Malware – Google will inform you if it has found any malware on your site. Malware creates a bad user experience, and hurts your rankings.
Crawl Errors – If Googlebot encounters significant errors while crawling your site, such as 404s, it will report these.
HTML Suggestions – Google looks for search engine-unfriendly HTML elements such as issues with meta descriptions and title tags.
Your Site on the Web
Statistics provided by search engine tools offer unique insight to SEOs, like keyword impressions, click-through rates, top pages delivered in search results, and linking statistics.
This important section allows you to submit sitemaps, test robots.txt files, adjust sitelinks
, and submit change of address requests when you move your website from one domain to another. This area also contains the Settings and URL parameters sections discussed in the previous column.
When users share your content on Google+ with the +1 button, this activity is often annotated in search results. Watch this illuminating video on Google+
to understand why this is important. In this section, Google Webmaster Tools reports the effect of +1 sharing on your site’s performance in search results.
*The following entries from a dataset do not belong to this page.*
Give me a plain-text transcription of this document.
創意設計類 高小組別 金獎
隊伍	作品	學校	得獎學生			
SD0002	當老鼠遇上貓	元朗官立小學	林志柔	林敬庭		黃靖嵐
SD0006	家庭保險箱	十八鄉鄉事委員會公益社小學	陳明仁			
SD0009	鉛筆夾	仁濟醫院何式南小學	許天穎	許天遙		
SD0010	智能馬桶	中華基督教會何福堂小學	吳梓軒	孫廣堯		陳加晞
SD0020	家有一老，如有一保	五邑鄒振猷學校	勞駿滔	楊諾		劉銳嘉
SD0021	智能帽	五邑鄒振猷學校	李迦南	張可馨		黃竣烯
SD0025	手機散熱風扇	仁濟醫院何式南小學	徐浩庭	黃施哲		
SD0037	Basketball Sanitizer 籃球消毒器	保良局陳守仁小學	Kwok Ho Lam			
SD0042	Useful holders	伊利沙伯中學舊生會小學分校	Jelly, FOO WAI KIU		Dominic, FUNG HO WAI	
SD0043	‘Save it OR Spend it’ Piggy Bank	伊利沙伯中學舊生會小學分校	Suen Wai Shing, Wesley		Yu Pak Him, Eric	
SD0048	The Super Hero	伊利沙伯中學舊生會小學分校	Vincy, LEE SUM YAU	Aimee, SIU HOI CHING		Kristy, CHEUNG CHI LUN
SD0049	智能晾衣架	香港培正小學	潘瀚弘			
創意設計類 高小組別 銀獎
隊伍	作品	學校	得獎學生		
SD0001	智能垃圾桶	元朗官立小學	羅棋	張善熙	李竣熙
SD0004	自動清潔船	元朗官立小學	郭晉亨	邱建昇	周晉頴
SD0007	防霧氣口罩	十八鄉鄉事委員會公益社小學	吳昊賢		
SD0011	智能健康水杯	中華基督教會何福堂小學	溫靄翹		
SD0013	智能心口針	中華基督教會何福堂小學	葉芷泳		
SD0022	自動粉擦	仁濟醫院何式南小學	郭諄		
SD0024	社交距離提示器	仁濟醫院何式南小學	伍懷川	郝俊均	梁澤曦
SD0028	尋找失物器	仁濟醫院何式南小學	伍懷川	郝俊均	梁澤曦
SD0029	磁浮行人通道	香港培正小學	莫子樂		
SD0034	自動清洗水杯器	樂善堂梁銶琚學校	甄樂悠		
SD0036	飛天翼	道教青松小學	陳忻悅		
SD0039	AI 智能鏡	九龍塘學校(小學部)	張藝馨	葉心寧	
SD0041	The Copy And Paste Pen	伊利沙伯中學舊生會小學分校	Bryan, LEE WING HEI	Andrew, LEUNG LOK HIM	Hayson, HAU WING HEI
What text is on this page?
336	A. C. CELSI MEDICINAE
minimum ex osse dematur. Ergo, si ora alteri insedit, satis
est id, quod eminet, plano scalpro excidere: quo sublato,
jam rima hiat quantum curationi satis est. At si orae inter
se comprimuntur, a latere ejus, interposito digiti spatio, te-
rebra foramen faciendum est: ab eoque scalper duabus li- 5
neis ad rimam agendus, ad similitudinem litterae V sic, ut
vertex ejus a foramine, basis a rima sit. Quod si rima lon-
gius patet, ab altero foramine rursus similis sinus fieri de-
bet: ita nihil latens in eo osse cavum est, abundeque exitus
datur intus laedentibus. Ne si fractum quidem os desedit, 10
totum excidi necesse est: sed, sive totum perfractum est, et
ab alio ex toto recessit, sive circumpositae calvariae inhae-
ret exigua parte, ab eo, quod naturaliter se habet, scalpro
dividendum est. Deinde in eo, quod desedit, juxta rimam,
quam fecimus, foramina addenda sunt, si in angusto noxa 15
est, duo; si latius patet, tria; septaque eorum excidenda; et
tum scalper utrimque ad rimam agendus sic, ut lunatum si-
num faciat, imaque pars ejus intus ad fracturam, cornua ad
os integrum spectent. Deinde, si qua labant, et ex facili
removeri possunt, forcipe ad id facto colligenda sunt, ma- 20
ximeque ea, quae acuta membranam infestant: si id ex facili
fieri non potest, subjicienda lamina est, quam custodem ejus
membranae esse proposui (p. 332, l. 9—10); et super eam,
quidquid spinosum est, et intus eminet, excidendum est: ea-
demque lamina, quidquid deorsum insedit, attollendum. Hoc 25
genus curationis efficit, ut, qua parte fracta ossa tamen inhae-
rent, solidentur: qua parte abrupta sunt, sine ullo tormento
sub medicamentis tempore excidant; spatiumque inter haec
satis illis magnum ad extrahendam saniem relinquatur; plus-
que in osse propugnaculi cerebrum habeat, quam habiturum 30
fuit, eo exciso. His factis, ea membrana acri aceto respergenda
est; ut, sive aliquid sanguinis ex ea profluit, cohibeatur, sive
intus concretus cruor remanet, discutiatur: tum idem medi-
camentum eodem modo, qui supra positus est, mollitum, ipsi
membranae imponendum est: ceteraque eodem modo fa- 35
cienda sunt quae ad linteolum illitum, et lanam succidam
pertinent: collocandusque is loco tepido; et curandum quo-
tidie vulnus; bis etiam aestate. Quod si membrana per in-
The Labs section of Webmaster Tools contains reports that Google considers still in the experimental stage, but which can nonethelsss be useful to webmasters. One of the most important of these reports is Site Performance, which indicates how fast or slow your site loads for visitors.
Bing Webmaster Center
Sites Overview – This interface provides a single overview of all your websites’ performance in Bing powered search results. Metrics at a glance include clicks, impressions, pages indexed, and number of pages crawled for each site.
Crawl Stats – Here you can view reports on how many pages of your site Bing has crawled and discover any errors encountered. Like Google Webmaster Tools, you can also submit sitemaps to help Bing to discover and prioritize your content.
Index – This section allows webmasters to view and help control how Bing indexes their web pages. Again, similar to settings in Google Webmaster Tools, here you can explore how your content is organized within Bing, submit URLs, remove URLs from search results, explore inbound links, and adjust parameter settings.
Traffic – The traffic summary in Bing Webmaster Center reports impressions and click-through data by combining data from both Bing and Yahoo! search results. Reports here show average position as well as cost estimates if you were to buy ads targeting each keyword.
Search engines have only recently started providing better tools to help webmasters improve their search results. This is a big step forward in SEO and the webmaster/search engine relationship. That said, the engines can only go so far to help webmasters. It is true today, and will likely be true in the future, that the ultimate responsibility for SEO lies with marketers and webmasters.
It is for this reason that learning SEO for yourself is so important.